Het was niet alles heiligheid wat Eersels linde opleverde. Door de eeuwen hol geworden en ten slotte gespleten, bevolkten de mensen haar ook met duistere machten. Daarom was het wel zaak er des nachts in een grote boog omheen te gaan. Janus van Bruegel had er zwarte katten zien dansen en Drik van Hees een heks. Jan Heeren zag er bij maanlicht een "rouwstoet" voorbij trekken. Daarin liepen o.a. veertien mannen en zeven vrouwen in het zwart. Drie dagen later stierf er iemand in Eersel. In de begrafenisstoet liepen - ge raadt het nooit!??... - veertien mannen en zeven vrouwen!... Met de spokerij raakte het plotseling afgelopen dankzij een bijenzwerm. Deze had zich in de holle boom genesteld en werd door jongens uitgestookt. Daarbij raakte de boom in brand en dat deed hem geen goed. Nog vijf tot tien jaar worstelde hij, gespleten, tegen de dood in. En toen was het afgelopen met de heiligheid en met de spokerij.
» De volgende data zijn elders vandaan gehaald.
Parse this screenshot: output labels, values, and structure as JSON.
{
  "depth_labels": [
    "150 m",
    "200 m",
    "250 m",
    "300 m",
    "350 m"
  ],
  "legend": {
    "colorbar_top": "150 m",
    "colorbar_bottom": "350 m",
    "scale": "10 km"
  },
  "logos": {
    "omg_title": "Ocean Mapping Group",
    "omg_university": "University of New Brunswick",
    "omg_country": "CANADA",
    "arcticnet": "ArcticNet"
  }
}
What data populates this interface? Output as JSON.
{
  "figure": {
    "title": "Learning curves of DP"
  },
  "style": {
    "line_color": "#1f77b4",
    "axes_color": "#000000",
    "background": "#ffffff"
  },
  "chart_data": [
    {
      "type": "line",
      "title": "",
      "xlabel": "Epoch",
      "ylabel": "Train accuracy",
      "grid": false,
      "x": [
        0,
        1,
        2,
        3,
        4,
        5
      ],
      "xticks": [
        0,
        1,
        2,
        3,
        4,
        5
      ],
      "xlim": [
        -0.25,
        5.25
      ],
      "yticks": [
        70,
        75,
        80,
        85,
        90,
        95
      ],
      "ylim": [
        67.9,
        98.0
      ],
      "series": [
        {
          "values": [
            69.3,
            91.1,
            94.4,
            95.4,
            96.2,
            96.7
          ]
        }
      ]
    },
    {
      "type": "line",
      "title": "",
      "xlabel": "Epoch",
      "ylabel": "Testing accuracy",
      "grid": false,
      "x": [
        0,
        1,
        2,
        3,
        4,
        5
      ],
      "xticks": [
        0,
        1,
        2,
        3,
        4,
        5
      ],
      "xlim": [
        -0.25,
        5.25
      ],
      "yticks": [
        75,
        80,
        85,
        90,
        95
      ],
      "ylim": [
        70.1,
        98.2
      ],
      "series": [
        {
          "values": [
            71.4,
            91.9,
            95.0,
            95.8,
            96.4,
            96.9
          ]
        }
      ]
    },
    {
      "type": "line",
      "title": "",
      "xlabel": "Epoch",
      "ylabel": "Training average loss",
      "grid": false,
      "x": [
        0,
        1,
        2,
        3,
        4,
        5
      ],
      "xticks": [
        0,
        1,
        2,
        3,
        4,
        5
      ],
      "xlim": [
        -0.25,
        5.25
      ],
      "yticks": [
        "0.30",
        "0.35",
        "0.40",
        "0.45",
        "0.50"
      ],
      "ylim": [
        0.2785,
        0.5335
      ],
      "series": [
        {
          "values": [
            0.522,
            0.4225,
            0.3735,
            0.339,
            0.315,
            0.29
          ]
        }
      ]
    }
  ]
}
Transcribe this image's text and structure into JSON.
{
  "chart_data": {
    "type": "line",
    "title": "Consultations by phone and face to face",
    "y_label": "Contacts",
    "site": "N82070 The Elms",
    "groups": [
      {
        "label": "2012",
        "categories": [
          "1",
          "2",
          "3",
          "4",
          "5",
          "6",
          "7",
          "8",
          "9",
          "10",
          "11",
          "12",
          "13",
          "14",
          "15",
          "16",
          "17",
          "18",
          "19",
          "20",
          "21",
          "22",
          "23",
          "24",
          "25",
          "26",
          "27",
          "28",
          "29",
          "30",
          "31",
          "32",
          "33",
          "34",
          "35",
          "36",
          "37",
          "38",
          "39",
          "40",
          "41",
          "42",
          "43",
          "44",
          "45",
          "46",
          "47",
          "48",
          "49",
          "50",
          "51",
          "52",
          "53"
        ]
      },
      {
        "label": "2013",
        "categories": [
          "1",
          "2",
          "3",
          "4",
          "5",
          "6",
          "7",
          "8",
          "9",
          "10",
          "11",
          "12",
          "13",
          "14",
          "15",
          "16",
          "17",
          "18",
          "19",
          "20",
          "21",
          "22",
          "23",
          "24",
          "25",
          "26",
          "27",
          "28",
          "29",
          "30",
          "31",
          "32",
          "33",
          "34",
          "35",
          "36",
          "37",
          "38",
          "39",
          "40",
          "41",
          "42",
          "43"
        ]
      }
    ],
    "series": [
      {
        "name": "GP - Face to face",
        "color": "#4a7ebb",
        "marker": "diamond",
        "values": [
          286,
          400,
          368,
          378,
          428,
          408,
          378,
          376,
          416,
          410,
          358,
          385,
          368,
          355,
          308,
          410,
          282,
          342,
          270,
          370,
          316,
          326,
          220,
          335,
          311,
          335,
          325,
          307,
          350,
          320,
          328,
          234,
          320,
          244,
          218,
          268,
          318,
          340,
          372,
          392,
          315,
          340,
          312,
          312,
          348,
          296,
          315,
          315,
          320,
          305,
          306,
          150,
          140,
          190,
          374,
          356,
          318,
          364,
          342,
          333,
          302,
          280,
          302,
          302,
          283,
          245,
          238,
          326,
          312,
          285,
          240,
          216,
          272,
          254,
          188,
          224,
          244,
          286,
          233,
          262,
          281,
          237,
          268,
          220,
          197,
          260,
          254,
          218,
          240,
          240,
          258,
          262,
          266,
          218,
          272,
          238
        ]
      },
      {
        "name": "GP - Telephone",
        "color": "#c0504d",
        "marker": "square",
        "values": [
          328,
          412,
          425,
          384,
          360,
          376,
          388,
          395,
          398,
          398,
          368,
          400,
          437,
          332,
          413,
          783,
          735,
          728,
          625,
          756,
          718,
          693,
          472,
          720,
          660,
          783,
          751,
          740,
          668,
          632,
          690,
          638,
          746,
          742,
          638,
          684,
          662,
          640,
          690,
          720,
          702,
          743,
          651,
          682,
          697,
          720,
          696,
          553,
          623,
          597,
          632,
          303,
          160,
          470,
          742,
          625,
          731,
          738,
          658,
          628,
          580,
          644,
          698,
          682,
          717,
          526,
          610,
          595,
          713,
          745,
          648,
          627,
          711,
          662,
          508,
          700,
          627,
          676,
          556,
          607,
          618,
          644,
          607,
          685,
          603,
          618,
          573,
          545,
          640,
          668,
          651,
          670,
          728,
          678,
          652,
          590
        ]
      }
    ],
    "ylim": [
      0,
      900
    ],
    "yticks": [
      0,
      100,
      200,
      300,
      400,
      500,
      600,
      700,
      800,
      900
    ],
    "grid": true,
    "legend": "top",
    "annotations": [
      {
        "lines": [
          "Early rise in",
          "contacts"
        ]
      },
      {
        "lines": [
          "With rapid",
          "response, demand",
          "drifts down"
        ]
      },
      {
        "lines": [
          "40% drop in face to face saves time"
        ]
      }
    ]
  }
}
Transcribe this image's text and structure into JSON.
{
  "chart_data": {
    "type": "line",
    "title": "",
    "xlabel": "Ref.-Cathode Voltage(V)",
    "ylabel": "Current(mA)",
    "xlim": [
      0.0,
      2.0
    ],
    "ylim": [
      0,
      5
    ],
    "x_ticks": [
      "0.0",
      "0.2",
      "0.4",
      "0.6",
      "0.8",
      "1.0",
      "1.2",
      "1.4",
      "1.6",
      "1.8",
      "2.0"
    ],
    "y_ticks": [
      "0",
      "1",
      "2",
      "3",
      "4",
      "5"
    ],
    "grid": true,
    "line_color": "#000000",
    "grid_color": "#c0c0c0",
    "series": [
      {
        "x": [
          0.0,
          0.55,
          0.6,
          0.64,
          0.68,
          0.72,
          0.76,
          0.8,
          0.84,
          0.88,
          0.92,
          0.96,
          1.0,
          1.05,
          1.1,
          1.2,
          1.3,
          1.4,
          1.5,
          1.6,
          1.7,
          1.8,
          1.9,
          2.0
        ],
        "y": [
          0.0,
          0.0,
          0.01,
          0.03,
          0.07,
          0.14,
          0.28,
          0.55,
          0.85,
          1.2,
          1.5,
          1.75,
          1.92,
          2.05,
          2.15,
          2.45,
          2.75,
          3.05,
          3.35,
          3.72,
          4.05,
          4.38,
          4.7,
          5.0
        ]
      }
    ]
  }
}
Die brand schijnt wél een historisch feit te zijn. Maar waarom zouden we niet proberen de rest ook levend te houden. Zij typeert toch een tijd en een streek en geeft kleur aan het leven van alledag. En van kleur houden ze in Eersel wel. Die zit er ook in een lang Eersels "volkslied", dat Piet Kwinten maakte. Ge kunt het zingen want H. van Woerkom zette het op muziek.

 

"Volkslied"

Dat lied begint zo:

 

De Eerselse mannen, die drinken zo gèèr

Ne goeie pot bier of 'ne klare

As s'op z'n gemak zèn, dan rokt z'er bè

'n Pijp en grote sigare.

 

Refrein:

In Eersel is 'ne mens content

Vi-o vi-o-la vi-o-lier

Want as ge in dè dorp bent

Dan hedde veul plezier.

 

De vrouwen komen er ook nog aan bod. Op gevaar af bij haar in een slecht blaadje te geraken, pikken we er een "gemeen" regeltje uit: "De Eerselse vrouwen, die kève (kijven) zo gèèr, en praote veul over 'n ander". Of dat nu zo specifiek Eersels is?...

De dichter kent echter zijn pappenheimers en zal wel weten wat het al of niet lijden kan in dat Eersel, waar oud en nieuw, ernst en luim, waarheid en verdichtsel kaleidoscopisch door elkaar geklutst zitten. Net als wij dat hier ook geprobeerd hebben!